Interview with a victim of racial mob violence
When 55-year old Eddie Motley saw ten black people beating, stomping, kicking, and punching his neighbor and her two teenage boys, and laughing about it, he did not dial 911.
He grabbed a baseball bat and charged.
“Eddie hit the bat on the ground and told them to get off of us,” said Gina Herring, who was observing the assault from the fetal position amid a tangle of kicking boots in front of her Concord, North Carolina home. “If Eddie didn’t step in, I am sure my boys and I would be dead. I was the most scared I have ever been in my life.”
One of the attackers said he had a gun and was going to “blow my head off,” said Herring. “Another, a 14-year-old named Nijel, said ‘I’m tired of y’all white people killing my brothers,’ then he spit on me.”

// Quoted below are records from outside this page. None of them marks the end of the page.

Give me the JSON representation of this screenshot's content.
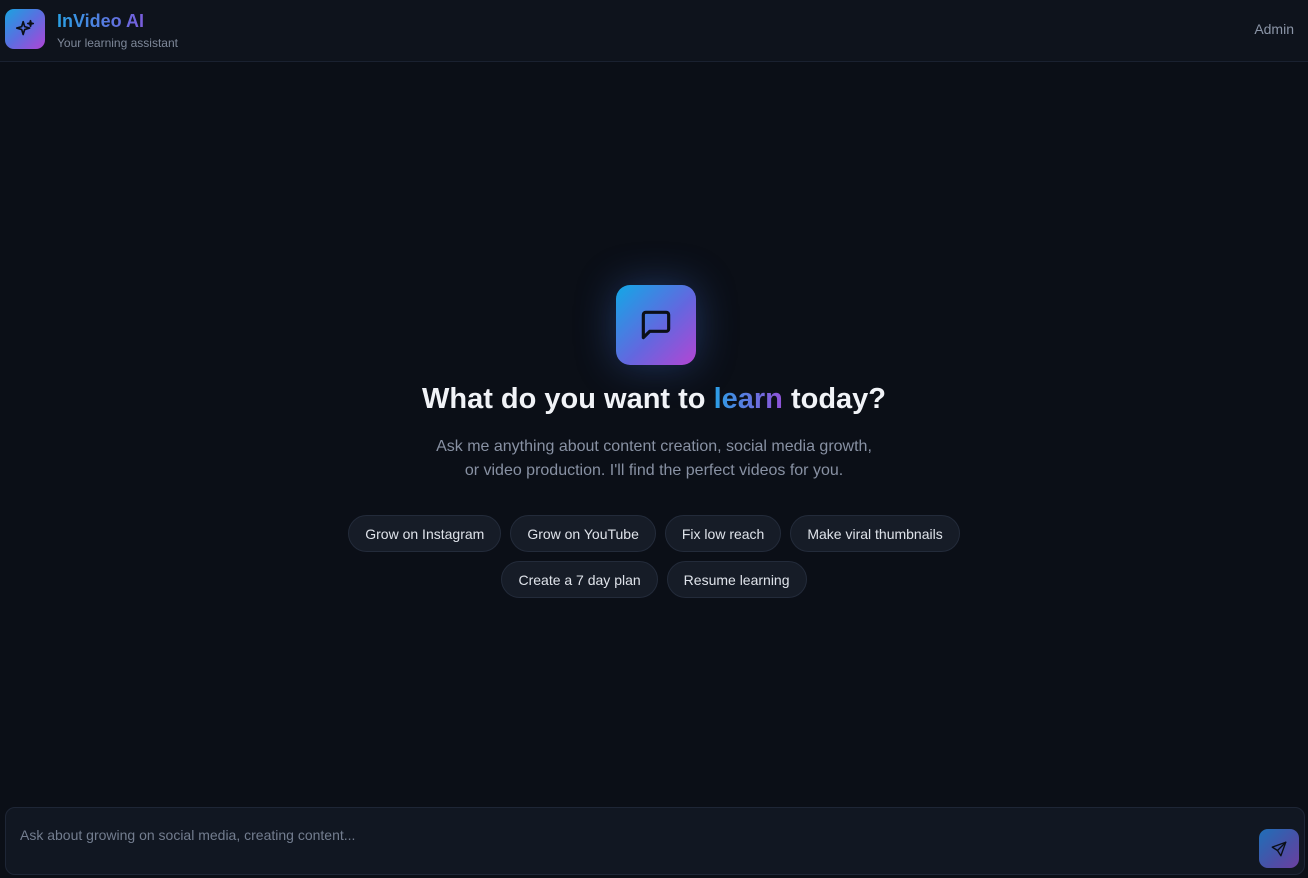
{
  "header": {
    "brand_title": "InVideo AI",
    "brand_subtitle": "Your learning assistant",
    "admin_label": "Admin",
    "logo_icon": "sparkles-icon"
  },
  "hero": {
    "icon": "chat-bubble-icon",
    "title_before": "What do you want to ",
    "title_accent": "learn",
    "title_after": " today?",
    "description_line1": "Ask me anything about content creation, social media growth,",
    "description_line2": "or video production. I'll find the perfect videos for you."
  },
  "suggestions": [
    "Grow on Instagram",
    "Grow on YouTube",
    "Fix low reach",
    "Make viral thumbnails",
    "Create a 7 day plan",
    "Resume learning"
  ],
  "composer": {
    "placeholder": "Ask about growing on social media, creating content...",
    "value": "",
    "send_icon": "send-icon"
  },
  "colors": {
    "background": "#0b0f17",
    "accent_start": "#1aa3e0",
    "accent_end": "#b044d6"
  }
}
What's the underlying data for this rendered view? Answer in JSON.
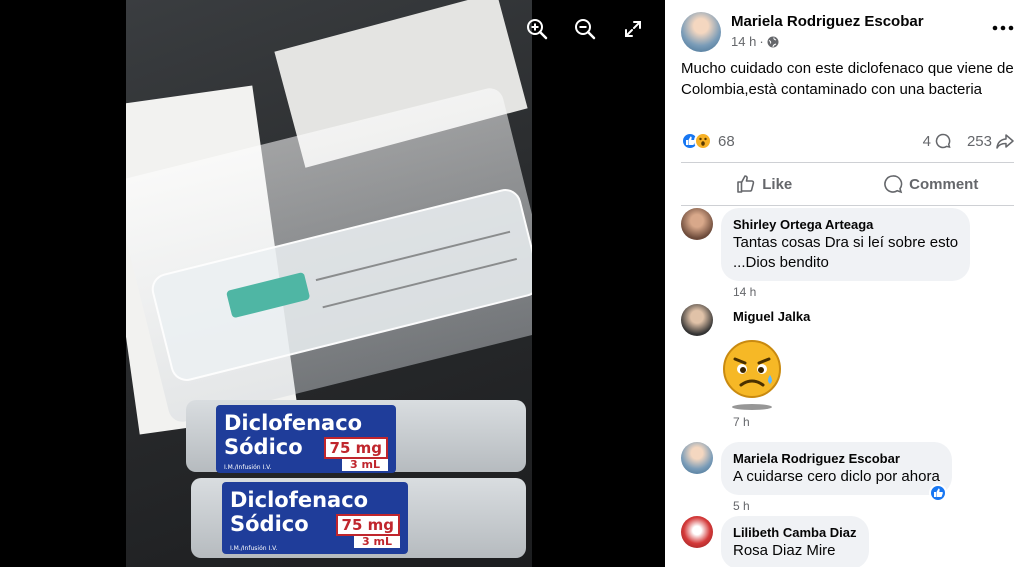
{
  "viewer": {
    "photo": {
      "ampoule_labels": [
        {
          "line1": "Diclofenaco",
          "line2": "Sódico",
          "dose": "75 mg",
          "volume": "3 mL",
          "route": "I.M./Infusión I.V."
        },
        {
          "line1": "Diclofenaco",
          "line2": "Sódico",
          "dose": "75 mg",
          "volume": "3 mL",
          "route": "I.M./Infusión I.V."
        }
      ]
    },
    "controls": {
      "zoom_in_icon": "zoom-in-icon",
      "zoom_out_icon": "zoom-out-icon",
      "fullscreen_icon": "expand-icon"
    }
  },
  "post": {
    "author": "Mariela Rodriguez Escobar",
    "time": "14 h",
    "privacy_icon": "globe-icon",
    "text": "Mucho cuidado con este diclofenaco que viene de Colombia,està contaminado con una bacteria",
    "reaction_count": "68",
    "comment_count": "4",
    "share_count": "253",
    "actions": {
      "like": "Like",
      "comment": "Comment"
    }
  },
  "comments": [
    {
      "name": "Shirley Ortega Arteaga",
      "text_line1": "Tantas cosas Dra si leí sobre esto",
      "text_line2": "...Dios bendito",
      "time": "14 h"
    },
    {
      "name": "Miguel Jalka",
      "sticker": "worried-emoji-sticker",
      "time": "7 h"
    },
    {
      "name": "Mariela Rodriguez Escobar",
      "text": "A cuidarse cero diclo por ahora",
      "time": "5 h"
    },
    {
      "name": "Lilibeth Camba Diaz",
      "text": "Rosa Diaz Mire"
    }
  ],
  "colors": {
    "accent": "#1877f2",
    "muted": "#65676b",
    "bubble": "#f0f2f5",
    "label_blue": "#1f3d9a",
    "label_red": "#c0262d"
  }
}
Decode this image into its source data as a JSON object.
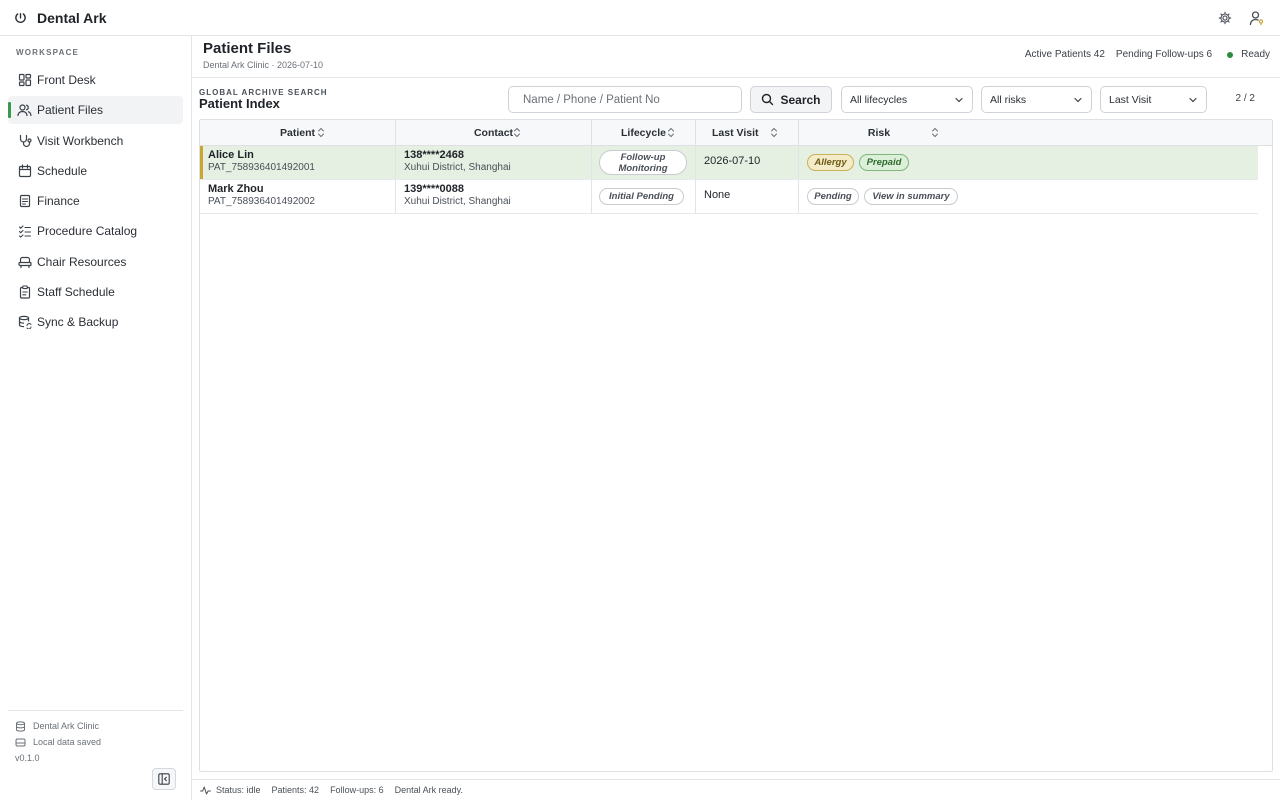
{
  "app": {
    "title": "Dental Ark"
  },
  "titlebar": {
    "icons": [
      "gear-icon",
      "user-key-icon"
    ]
  },
  "sidebar": {
    "section_label": "WORKSPACE",
    "items": [
      {
        "label": "Front Desk",
        "icon": "dashboard-icon",
        "active": false
      },
      {
        "label": "Patient Files",
        "icon": "users-icon",
        "active": true
      },
      {
        "label": "Visit Workbench",
        "icon": "stethoscope-icon",
        "active": false
      },
      {
        "label": "Schedule",
        "icon": "calendar-icon",
        "active": false
      },
      {
        "label": "Finance",
        "icon": "document-icon",
        "active": false
      },
      {
        "label": "Procedure Catalog",
        "icon": "checklist-icon",
        "active": false
      },
      {
        "label": "Chair Resources",
        "icon": "chair-icon",
        "active": false
      },
      {
        "label": "Staff Schedule",
        "icon": "clipboard-icon",
        "active": false
      },
      {
        "label": "Sync & Backup",
        "icon": "database-sync-icon",
        "active": false
      }
    ],
    "footer": {
      "clinic": "Dental Ark Clinic",
      "storage": "Local data saved",
      "version": "v0.1.0"
    }
  },
  "header": {
    "title": "Patient Files",
    "subtitle": "Dental Ark Clinic · 2026-07-10",
    "active_patients": "Active Patients 42",
    "pending_followups": "Pending Follow-ups 6",
    "status": "Ready",
    "status_color": "#2e8b3d"
  },
  "toolbar": {
    "label_small": "GLOBAL ARCHIVE SEARCH",
    "label_big": "Patient Index",
    "search_placeholder": "Name / Phone / Patient No",
    "search_value": "",
    "search_button": "Search",
    "lifecycle_filter": "All lifecycles",
    "risk_filter": "All risks",
    "sort_by": "Last Visit",
    "pager": "2 / 2"
  },
  "table": {
    "columns": [
      "Patient",
      "Contact",
      "Lifecycle",
      "Last Visit",
      "Risk"
    ],
    "rows": [
      {
        "name": "Alice Lin",
        "patient_no": "PAT_758936401492001",
        "phone": "138****2468",
        "address": "Xuhui District, Shanghai",
        "lifecycle": "Follow-up Monitoring",
        "last_visit": "2026-07-10",
        "risks": [
          "Allergy",
          "Prepaid"
        ]
      },
      {
        "name": "Mark Zhou",
        "patient_no": "PAT_758936401492002",
        "phone": "139****0088",
        "address": "Xuhui District, Shanghai",
        "lifecycle": "Initial Pending",
        "last_visit": "None",
        "risks": [
          "Pending",
          "View in summary"
        ]
      }
    ]
  },
  "statusbar": {
    "status": "Status: idle",
    "patients": "Patients: 42",
    "followups": "Follow-ups: 6",
    "message": "Dental Ark ready."
  },
  "colors": {
    "accent": "#3a9a4c",
    "selected_row": "#e5efe2",
    "selected_marker": "#c9a531",
    "allergy": "#f4ecc8",
    "prepaid": "#dcefd8"
  }
}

Finally, after three months, on March 16, Nigel and a 16-year-old girl met Herring’s 14-year-old son at the bus stop, threatening him with violence. “They chased him to our house, saying ‘get that white boy, get that white boy,’” Herring said.
Herring’s other son ran outside to defend his younger brother. The group of two attackers swelled to ten, many much older. Gina Herring is now charged with a crime for trying to pull the attackers off her sons, before getting knocked to the ground herself.
Enter the Old White Dude with the bat. “I yelled, ‘Stop, stop,’” Motley told the local Fox affiliate. “But they would not stop.”